Mi madre solía estar preocupada
por mí, pues me encontraba en mis 20, la edad perfecta para contraer
matrimonio, y ella siempre me sugería que ya era el momento. No lo niego, deseaba
también casarme ¿quién no? Deseaba mi vestido, la celebración, mi “felices por
siempre”. Mi vida amorosa, era una clase de desierto desde que nací, no tenía
muchos amigos varones, y los pocos pretendientes que tenía, fueron espantados
por mis queridos hermanos poco a poco; sin embargo, luego lo conocí a él.

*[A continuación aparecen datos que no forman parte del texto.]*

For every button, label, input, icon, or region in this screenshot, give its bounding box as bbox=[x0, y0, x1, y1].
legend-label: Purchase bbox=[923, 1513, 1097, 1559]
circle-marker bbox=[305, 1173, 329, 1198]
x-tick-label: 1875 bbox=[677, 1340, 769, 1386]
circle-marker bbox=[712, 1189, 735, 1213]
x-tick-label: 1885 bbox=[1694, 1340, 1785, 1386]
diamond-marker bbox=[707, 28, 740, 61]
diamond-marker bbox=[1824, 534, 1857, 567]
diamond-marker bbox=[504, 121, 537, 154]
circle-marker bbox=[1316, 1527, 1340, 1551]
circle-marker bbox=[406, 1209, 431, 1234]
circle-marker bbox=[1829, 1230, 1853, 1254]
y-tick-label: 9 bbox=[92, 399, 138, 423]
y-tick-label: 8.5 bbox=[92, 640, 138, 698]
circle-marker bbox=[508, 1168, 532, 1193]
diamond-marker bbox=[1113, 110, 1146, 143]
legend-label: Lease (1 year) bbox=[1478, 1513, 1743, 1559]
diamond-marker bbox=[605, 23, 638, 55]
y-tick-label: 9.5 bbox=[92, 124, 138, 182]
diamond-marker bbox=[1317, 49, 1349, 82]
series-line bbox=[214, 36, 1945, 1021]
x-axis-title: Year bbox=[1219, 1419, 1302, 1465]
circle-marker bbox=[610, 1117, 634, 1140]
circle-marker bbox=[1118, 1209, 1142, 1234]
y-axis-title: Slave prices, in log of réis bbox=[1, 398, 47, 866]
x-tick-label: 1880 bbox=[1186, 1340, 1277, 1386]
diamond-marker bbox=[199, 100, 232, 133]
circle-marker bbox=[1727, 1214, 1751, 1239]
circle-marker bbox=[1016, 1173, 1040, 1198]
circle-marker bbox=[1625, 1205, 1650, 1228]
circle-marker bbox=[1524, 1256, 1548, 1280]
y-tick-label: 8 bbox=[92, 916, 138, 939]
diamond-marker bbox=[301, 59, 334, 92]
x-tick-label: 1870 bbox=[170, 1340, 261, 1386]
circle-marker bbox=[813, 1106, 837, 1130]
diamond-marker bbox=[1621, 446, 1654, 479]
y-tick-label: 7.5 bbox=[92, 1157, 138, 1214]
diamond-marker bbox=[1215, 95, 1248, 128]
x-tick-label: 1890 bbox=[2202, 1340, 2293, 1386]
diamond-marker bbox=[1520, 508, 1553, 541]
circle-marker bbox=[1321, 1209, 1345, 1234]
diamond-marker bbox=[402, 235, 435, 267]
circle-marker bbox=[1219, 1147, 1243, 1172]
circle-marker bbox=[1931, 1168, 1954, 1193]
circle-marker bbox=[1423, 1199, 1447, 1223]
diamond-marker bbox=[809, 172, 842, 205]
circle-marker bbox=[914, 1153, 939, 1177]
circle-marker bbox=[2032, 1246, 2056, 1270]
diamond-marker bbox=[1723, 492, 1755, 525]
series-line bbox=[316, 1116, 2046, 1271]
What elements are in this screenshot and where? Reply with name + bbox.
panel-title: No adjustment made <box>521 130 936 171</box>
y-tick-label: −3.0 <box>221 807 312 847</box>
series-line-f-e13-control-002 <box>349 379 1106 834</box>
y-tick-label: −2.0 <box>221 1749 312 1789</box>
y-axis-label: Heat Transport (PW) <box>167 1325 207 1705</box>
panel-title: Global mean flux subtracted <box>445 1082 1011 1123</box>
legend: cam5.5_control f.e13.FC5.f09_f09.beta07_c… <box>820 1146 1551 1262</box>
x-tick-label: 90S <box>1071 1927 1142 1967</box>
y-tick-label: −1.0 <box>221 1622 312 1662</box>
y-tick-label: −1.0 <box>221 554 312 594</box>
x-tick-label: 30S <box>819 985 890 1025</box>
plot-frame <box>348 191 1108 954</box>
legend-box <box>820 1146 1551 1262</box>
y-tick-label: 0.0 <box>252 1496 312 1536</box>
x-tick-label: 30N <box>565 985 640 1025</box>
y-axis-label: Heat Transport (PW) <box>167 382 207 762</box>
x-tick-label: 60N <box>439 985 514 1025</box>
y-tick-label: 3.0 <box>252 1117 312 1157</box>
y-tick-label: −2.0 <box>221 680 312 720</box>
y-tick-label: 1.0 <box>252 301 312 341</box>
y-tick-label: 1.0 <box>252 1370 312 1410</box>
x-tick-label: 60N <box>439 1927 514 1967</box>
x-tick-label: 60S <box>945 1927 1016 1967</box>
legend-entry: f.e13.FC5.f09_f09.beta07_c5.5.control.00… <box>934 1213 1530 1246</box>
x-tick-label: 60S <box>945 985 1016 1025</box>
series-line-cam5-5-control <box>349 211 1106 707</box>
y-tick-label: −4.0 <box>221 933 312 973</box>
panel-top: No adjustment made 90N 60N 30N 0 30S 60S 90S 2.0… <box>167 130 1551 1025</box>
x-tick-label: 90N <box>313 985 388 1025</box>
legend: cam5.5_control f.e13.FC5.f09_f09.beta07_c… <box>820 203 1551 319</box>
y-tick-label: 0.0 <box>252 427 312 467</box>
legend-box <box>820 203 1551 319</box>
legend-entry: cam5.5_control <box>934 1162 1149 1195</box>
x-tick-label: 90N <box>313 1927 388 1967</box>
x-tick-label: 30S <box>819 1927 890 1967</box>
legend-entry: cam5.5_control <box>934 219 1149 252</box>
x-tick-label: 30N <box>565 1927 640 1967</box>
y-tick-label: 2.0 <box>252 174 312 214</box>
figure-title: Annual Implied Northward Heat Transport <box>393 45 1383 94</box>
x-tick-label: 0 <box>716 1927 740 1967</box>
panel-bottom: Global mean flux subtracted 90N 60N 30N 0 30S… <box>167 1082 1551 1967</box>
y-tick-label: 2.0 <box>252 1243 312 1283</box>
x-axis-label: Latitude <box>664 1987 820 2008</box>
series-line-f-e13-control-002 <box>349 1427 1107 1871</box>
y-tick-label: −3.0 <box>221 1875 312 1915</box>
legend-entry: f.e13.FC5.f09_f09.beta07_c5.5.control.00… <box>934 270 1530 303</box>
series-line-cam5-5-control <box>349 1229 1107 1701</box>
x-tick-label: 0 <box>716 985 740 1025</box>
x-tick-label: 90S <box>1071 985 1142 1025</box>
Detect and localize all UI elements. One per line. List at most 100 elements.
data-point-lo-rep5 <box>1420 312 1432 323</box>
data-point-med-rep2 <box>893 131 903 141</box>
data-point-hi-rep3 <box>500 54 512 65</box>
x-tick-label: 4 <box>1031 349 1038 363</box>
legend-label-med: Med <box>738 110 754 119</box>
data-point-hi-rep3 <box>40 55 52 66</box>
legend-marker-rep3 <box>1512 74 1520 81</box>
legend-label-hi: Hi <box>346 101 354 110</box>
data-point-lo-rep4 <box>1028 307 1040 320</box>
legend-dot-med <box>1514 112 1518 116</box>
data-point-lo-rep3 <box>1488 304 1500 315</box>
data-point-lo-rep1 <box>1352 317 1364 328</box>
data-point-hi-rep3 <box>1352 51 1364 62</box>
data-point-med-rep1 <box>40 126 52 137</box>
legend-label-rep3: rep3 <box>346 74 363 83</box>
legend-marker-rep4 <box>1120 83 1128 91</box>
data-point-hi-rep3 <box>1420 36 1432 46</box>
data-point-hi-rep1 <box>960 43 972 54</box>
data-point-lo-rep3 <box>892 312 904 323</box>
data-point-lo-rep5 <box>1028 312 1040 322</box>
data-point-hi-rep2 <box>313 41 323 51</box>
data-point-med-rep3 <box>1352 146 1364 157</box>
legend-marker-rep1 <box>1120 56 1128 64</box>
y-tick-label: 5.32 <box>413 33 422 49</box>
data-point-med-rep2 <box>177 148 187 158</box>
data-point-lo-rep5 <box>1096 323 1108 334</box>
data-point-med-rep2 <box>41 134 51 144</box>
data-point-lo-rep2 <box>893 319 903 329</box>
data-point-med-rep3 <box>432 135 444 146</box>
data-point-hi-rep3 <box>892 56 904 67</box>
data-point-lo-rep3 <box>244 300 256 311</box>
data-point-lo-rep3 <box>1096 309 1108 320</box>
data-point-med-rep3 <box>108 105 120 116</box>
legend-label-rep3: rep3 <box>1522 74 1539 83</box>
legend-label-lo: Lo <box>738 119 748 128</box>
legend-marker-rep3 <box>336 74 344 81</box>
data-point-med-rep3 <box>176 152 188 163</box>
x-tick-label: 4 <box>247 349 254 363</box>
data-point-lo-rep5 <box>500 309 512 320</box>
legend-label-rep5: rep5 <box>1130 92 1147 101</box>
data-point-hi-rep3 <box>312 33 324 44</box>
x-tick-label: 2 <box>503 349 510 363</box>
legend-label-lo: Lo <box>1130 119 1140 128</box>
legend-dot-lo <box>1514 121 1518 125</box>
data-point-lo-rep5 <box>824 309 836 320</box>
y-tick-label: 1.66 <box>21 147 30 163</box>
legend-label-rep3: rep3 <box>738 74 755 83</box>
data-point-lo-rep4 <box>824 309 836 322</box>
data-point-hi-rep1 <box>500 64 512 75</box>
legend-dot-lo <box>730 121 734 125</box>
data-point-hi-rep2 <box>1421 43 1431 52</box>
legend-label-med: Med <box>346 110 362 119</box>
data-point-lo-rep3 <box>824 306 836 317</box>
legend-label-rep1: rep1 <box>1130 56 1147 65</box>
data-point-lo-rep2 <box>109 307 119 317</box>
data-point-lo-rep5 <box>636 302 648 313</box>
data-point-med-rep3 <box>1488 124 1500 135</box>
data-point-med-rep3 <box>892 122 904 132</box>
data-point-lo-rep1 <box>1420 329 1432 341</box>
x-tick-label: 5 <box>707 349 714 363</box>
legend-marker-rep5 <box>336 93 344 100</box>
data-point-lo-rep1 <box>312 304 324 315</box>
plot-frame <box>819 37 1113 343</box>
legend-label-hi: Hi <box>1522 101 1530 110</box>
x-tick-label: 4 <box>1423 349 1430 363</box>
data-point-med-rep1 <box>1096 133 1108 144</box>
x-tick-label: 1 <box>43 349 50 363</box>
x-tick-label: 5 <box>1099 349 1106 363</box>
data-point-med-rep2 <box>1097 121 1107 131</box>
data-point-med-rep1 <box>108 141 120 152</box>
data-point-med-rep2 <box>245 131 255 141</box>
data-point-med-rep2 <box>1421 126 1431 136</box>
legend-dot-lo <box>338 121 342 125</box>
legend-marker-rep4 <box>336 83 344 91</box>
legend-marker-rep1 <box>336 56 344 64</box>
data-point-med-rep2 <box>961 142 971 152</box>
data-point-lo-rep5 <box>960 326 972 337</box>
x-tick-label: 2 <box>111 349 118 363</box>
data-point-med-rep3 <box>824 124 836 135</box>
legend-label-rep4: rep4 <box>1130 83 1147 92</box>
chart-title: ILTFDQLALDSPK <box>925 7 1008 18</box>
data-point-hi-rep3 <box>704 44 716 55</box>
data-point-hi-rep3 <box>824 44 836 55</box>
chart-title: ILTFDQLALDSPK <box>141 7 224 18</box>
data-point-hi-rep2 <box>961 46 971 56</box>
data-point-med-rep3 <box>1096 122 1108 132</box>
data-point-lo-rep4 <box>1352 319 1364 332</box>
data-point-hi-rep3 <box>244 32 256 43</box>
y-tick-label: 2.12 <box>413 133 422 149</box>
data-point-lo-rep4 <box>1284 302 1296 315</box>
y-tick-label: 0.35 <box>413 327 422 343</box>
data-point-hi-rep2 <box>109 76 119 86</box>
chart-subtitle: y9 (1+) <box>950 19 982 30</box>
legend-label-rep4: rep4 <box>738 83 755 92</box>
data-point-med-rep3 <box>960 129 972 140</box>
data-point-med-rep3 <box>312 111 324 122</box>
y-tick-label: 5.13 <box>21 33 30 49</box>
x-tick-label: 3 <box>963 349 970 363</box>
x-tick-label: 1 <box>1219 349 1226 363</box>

Era común que con mis padres y
mis hermanos, fuéramos a las fiestas que las familias vecinas ofrecían para
celebrar algo. Esa vez, una de las familias más reconocidas del pueblo
celebraba la llegada de su hijo mayor, después de su larga estadía en la
ciudad, estudiando en la universidad; y debido a eso, aquella llegada merecía
la mejor fiesta de todas. Debíamos asistir, claro está, y por tal, mi madre
decidió darme el mejor vestido de todos, y arreglarme por horas hasta que
quedará lista.
El lugar de la fiesta era un
sueño: un gran palacete totalmente blanco, con un enorme jardín rodeándolo, y 4
fuentes de porcelana, bañado todo a la luz de la luna. El sonido de la música
me llamaba cada vez que nos adentrábamos, pidiéndome unirme a quienes
bailaban. Todo el mundo estaba feliz ese
día, algunos bebiendo y comiendo, otros bailando o charlando. Estaba dispuesta
a unirme en la pista de baile, cuando lo visualicé. Ahí estaba él, y aquel
sentimiento que jamás había existido en mí ser. Sentí como si me hubiera caído
en un pozo y solo alcanzará a ver una luz; la luz era él, pues todos los demás
habían desaparecido de mi vista. Jamás olvidaría ese amor a primera vista, y cómo
mi padre, afortunadamente, me lo presentó. Me costaba sostenerle la mirada,
hasta que mis ojos se acostumbraron a verlo, y su mirada me lo dijo todo: era
él. Era John, mi pequeño amor de la infancia, quien venía todos los días a mi
casa a jugar conmigo y los animales de la granja, pero nunca me pregunté de
cuál familia venía él.
En esos momentos estaba ante mí,
como si el destino nos hubiera unido, y por alguna razón, él también lo sabía:
estábamos los dos, frente a frente, sin decir ni una palabra, solo mirándonos,
y absorbiéndonos del amor que nos uniría para siempre. La música nos unió más,
pues no dejábamos de bailar todas las piezas que tocaban esos fantásticos
músicos. Descubrí todo de él, descubrí que amaría todo de él; hasta que en un
momento de la noche, levantó la tapa de su piano de cola, dedicándome Claro de
Luna, junto a la luna que resaltaba en la noche, y ahí supe que quería que
fuera el amor de mi eternidad. Las palabras nos unieron, las risas nos unieron,
la música nos unió, y el tiempo nos llenó de un amor sobrenatural, único y
sincero, a quien prometí que sería siempre el amor de mi vida , y a quién aseguraría que daría lo que fuera por volverlo a encontrar en cuantas vidas tuviera.